Winter lies heavy on Japan. Ski slopes, hot sake, common-pot stews, frosty smiles, rosy cheeks and-at least for those in the highlands or up north-buckets of snow. It's one cozy chapter of chipper romance that all Japanese feel for the four seasons.  But-and you can ask my wife Keiko, on this - I am not Mr. Romantic. Especially I have but one desire in this season of chilly delights, and it is not to escape to the slopes or to build a snowman or to munch "mikan =Tangerines" under the"kotatsu = a low table where one sits on cushions on the floor with a heated lamp connected to the bottom of the low table with a quilt over the top, that keeps your lower body warm.


It's merely this:


I want winter to go away-now. Some Japanese-enchanted perhaps by the slurp spell of hot "soba noodles" or bewitched by the crystal clarity of the seasonal skies-choose to query me on this.

Did I grow up spoiled on California sunshine? They ask. Or did I spend my younger days wafting around the Everglades, where the winter temperatures are ever - warm But No.


I hail from the East Coast, Southern New Jersey where winter not only has some bite; it can take your breath away. Furthermore, I grew up at a time when the words "global warming" was but distant glints in some industrialist's eye. As a kid, when I went outside, I had a pile on so much clothing that it was physically impossible to bend either of my elbows or knees. If knocked down in such a state, the only way to get up again was to roll south until it was warm enough to wiggle free from several layers of apparel.

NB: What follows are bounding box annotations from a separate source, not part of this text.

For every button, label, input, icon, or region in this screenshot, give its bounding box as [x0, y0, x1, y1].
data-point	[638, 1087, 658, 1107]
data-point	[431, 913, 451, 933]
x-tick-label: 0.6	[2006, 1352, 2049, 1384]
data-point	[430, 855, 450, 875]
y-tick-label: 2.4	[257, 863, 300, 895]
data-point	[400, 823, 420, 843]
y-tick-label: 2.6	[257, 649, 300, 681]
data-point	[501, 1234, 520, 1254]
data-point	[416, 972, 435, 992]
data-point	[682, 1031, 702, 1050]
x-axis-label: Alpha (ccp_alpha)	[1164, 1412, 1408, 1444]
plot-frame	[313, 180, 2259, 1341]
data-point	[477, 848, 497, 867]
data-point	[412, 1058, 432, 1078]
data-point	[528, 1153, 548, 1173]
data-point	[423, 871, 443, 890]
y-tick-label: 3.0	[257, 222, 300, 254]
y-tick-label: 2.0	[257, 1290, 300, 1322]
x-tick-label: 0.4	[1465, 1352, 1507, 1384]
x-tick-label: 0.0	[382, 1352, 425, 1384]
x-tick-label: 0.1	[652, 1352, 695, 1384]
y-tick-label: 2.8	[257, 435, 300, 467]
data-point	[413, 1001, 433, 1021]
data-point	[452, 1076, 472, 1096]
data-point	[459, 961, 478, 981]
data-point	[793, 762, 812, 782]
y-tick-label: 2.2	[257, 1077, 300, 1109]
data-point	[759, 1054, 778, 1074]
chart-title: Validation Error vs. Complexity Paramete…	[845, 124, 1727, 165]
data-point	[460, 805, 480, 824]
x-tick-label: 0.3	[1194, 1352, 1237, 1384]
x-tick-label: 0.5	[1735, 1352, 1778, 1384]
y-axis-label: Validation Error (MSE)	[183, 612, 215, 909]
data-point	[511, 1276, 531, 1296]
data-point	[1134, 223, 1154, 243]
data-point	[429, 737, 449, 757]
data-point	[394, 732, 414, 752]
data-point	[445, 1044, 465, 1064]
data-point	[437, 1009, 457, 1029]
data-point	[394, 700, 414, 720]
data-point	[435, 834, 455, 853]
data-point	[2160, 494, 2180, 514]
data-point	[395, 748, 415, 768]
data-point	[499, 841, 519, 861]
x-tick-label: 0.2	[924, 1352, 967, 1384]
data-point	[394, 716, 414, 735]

While that may be a mild exaggeration, it is a cold fact that when, up on learning my first job in Japan would be on the "southern" island of kyushu,myjoy was so unbridled that I smiled form ear to ear for an entire week, even in my sleep. For I had escaped winter at last!

Of course, as anyone who has lived on Kyushu will attest, I was soon in for an icy surprise. For while Kyushu's winters have little snow, they also have little warmth. What's more, in those days southern Japan had to accept foreign innovations such as centralized heating, insulation or winter jaunts to Hawaii occasionally?

What was supposed to keep you warm was your samurai spirit.


In my case. I traded my samurai spirit for an Eskimo parka.

But even this failed to do the trick. My teeth did not merely chatter, they soliloquized. I shivered my way through to spring.

Though at that time Keiko and I lived in a new apartment in Wakamatsu City, with surrounding mountains and farmland it was a picturesque scenic sight but freezing.


I could feel the winters breeze through the cracks in the3/4" inch plywood walls and with no insulation at all. The windows would rattle due to no packing around them, believe me it was cold.

I do not have to shiver my way through winter any longer; I have since relocated to our new formed concrete home some 22 years ago.

Japanese indoor heating has greatly improved-after that the Japanese discovered that heating systems were marketable.

My wife says she likes winter, but it's nice to crank our heater up and stay cozy till summer comes around again.

We do love our home and it's a really beautiful mountainous area and very scenic. We really enjoy our lives here, raised three beautiful and great children here and look forward to many more wonderful years here together at the Miller home.


Warm Regards from Kitakyushu City, Japan.